Что поделать… большего не могло быть со мной, я следую своему собственному сценарию. Уже давно. Практически всю долгую-долгую жизнь. Возможно, он скучен, возможно, не совсем счастливый, но он мой. И никто и никогда не может его изменить. С этим я устало провалилась в сон.

Телефон надрывался, играя простую, навязчивую мелодию. Я открывала дверь, возвращаясь с завтрака, и слышала этот неутихающий звонок. Боясь побеспокоить им соседей, я в спешке пыталась отворить дверь ключом. Руки не слушались, а телефон не унимался, как безумный. И пока я входила в дверь, и пока я шла через весь номер, и пока я брала его в руки, он оглушающее орал свою мелодию.

– Pronto, – говорю я, с дрожащими ногами опускаясь на диван.

Его я почувствовала сразу, как услышала истошный голос мобильника из номера – Давид. Спрашивает или скорее утверждает: «Мы встретимся сегодня…». «Я не знаю, – отвечаю, подбирая под себя ледяные ступни, – я хочу заняться книгой». «Занимайся. Но мы увидимся сегодня?». Его реплики не кажутся уж очень-то вежливыми, он прет как таран. И это совершенно естественно вызывает во мне сопротивление. «Не знаю». Слушаю молчание в трубке. Сглатываю нервный комок. Собираюсь согласиться и слышу: «Ладно. Пока». Ух… как нехорошо.
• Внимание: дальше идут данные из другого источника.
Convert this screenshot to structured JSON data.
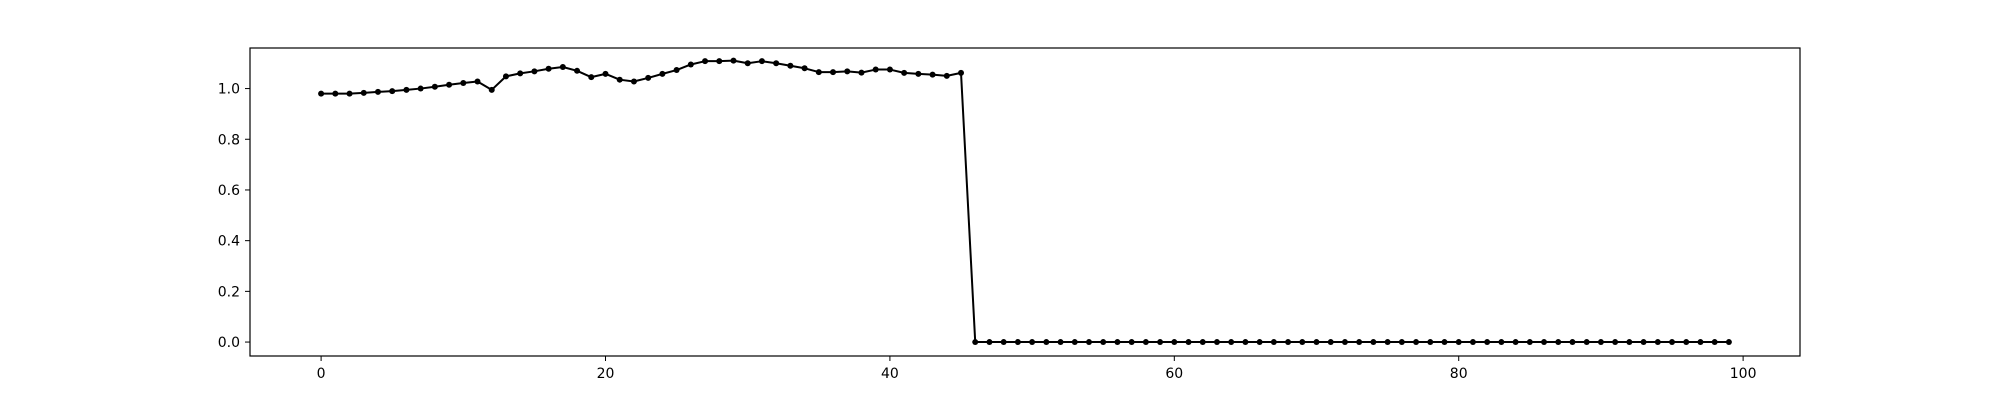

День проходит в работе, в ней всегда я нахожу утешение и приют от всяческих неприятностей. К вечеру чувствую необходимость в кофе. Выползаю на улицу, нахожу первый попавшийся бар, жадно пью «lungo caff?», потом еще один. Прихожу в себя и вновь обретаю возможность рассуждать.

Я испугалась. Не в первый раз, поэтому прощаю себя. Чего? Не знаю. Я патологически труслива, вот и все. Я боюсь всего, что нарушает привычный ход вещей или заставляет меня столкнуться с чем-то новым, неизвестным. Давид оказался таким новым. То, что он заставил почувствовать меня, оказалось настолько новым, что неизбежно повергло меня в панику. Но он не знает этого, поэтому должно быть страшно обижен. И мне от этой мысли очень плохо, просто ужасно плохо на душе.
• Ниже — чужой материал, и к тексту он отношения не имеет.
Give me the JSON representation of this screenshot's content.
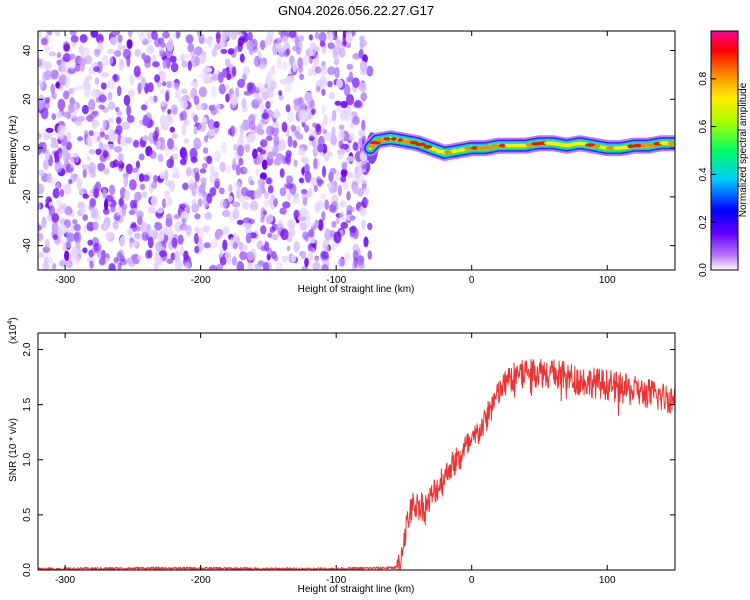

Хочется позвонить ему, но это желание длится секунду. Уже в следующий миг я думаю, что все идет, как надо. Все правильно. Все складывается так, как иначе не может быть. Пройдет пара дней, я соберу чемодан, поеду в аэропорт, три часа и я дома.

Отчего эта мысль не радует? Дома… не секрет, что здесь я чувствую себя как дома, уже с первого приезда. О своем настоящем доме говорить не могу, потому что его просто нет, нет, я не преувеличиваю: это произошло благодаря очередному (по-моему, второму в нашей стране) кризису.

Большую часть жизни я ощущала себя заводной куклой, которая ходит на службу, в магазин или на редкий шопинг. Когда-то, лет десять назад было больно от этой мысли, теперь нет. Привыкла, притупилось. Организм включил защиту, хотя я всячески настраивала его на разрушение. Писательство – вот верный способ уйти в нереальность. Жить. И эта жизнь, выдуманная мною, в миллионы раз реальней той, которую проживает мой организм, моя оболочка. Душа – это сейчас единственное живое во мне.

Пара дней, и все будет как прежде. И нет нужды вносить поправки в привычный ход вещей. Зачем?

Лежа в кровати, смотрю на телефон. Он молчит. Хватит ли мне сил безболезненно перевернуть и эту страницу жизни? Безболезненно вряд ли. Поворачиваюсь на бок и готовлюсь встретить очередной приступ черной меланхолии. Выключаю свет, механически замечая на часах – первый час ночи. Голова касается подушки, и в этот момент все мое тело передергивает, как будто через него пропустили тысячу ампер, – звонок телефона. Я вижу его мерцающий экран в темноте, протягиваю руку, беру так, словно он раскален, и я боюсь обжечься. Страх возвращается, панический до кошмарного спазма в горле. Я смотрю на экран, он продолжает орать, наверное, на весь этаж. Лишь желание остановить это заставляет меня нажать кнопку.

– Доброй ночи, – говорит Давид.

В итальянском это звучит довольно уместно, жаль, перевести это так, чтобы передавало смысл, нельзя.

– Доброй ночи, – отвечаю я, садясь в постели.

Давид молчит. И я не знаю, чем заполнить эту пустоту. Сердце выскакивает из груди.

– Что ты сегодня делала? – спрашивает он голосом, кажущимся мне сейчас низким для него.

Подбираю слова: ? Работала.

– Целый день?

– Да. Вечером была в баре, чтобы выпить кофе.

– Почему не позвонила мне, я бы приехал.

– Я хотела тебе позвонить, – не вру я.